I believe the basic design of the notebook interface is fairly good. The classical format of presenting technical material in serial form using text, equations and diagrams combined in sectional groupings is thousands of years old. It has worked very well, it is what people know, it is the uniform current practice, and it should not be lightly abandoned.
This style can be extended to include active elements, active calculation and various dynamical presentations, both within the notebook or as side windows. Such notebooks can be orders of magnitude superior to static documents. But even working from a familiar and intuitive base style, there is much to learn to implement this. I have gradually evolved a number of principles, some of them adapted from Tufte, but I won't expound on them here other than to say: use a light touch and eliminate any feature that does not clarify an idea or convey information, no matter how nifty it might seem in its own right.

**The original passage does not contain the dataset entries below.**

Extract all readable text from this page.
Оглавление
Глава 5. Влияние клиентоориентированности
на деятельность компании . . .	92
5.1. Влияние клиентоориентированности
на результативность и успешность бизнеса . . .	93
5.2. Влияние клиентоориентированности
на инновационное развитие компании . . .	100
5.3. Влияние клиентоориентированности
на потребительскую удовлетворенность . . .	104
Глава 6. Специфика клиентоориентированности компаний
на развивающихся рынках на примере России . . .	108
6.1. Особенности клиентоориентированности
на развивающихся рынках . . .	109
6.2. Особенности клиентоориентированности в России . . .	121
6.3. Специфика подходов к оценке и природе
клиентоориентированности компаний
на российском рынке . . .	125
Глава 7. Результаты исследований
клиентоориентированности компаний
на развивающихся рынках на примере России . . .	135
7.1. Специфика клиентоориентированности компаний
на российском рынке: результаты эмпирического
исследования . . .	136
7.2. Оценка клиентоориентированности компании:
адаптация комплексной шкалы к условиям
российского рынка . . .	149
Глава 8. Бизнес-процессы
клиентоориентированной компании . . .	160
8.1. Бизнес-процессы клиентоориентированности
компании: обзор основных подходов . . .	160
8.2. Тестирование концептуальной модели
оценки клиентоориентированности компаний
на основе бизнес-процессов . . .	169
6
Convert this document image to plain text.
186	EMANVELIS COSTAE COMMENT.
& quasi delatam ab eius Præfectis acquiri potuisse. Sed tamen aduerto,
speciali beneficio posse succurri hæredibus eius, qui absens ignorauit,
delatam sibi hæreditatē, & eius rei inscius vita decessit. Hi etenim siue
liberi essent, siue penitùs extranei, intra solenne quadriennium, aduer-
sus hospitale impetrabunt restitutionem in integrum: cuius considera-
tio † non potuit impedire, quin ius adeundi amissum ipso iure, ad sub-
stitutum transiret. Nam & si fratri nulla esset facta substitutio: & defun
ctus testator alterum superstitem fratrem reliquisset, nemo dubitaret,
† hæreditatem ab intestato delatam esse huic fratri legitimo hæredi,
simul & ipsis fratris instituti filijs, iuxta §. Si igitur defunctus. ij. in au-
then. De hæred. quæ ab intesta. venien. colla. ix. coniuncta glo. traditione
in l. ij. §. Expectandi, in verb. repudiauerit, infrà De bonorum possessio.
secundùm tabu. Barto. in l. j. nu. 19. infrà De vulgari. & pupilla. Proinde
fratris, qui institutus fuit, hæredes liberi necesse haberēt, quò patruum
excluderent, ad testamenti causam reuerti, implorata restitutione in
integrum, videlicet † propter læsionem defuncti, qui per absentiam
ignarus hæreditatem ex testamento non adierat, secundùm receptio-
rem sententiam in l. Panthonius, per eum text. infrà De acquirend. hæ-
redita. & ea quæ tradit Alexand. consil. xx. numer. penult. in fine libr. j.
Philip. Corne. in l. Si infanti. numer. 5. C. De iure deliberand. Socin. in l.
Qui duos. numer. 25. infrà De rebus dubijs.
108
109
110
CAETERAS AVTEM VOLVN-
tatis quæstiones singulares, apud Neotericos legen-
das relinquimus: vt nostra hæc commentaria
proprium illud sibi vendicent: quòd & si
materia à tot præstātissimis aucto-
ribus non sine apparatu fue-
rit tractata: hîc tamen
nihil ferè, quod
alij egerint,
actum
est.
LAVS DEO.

From: George Woodrow III [mailto:firstname.lastname@example.org]
I think that the real problem is that the notebook interface paradigm has been stretched past its breaking point. I don't think that the same metaphor works for both printed presentation and screen. The recent problems with the default notebook style is in part the result of an effort to satisfy two different requirement sets. (Granted that there are also aesthetic issues -- the use of Arial, the size and color of the Title, Sections, etc.)
Once it became possible to make an entire 'document' with interactive elements, the need for a GUI designer like Interface Builder (or the current Storyboard) should have been obvious.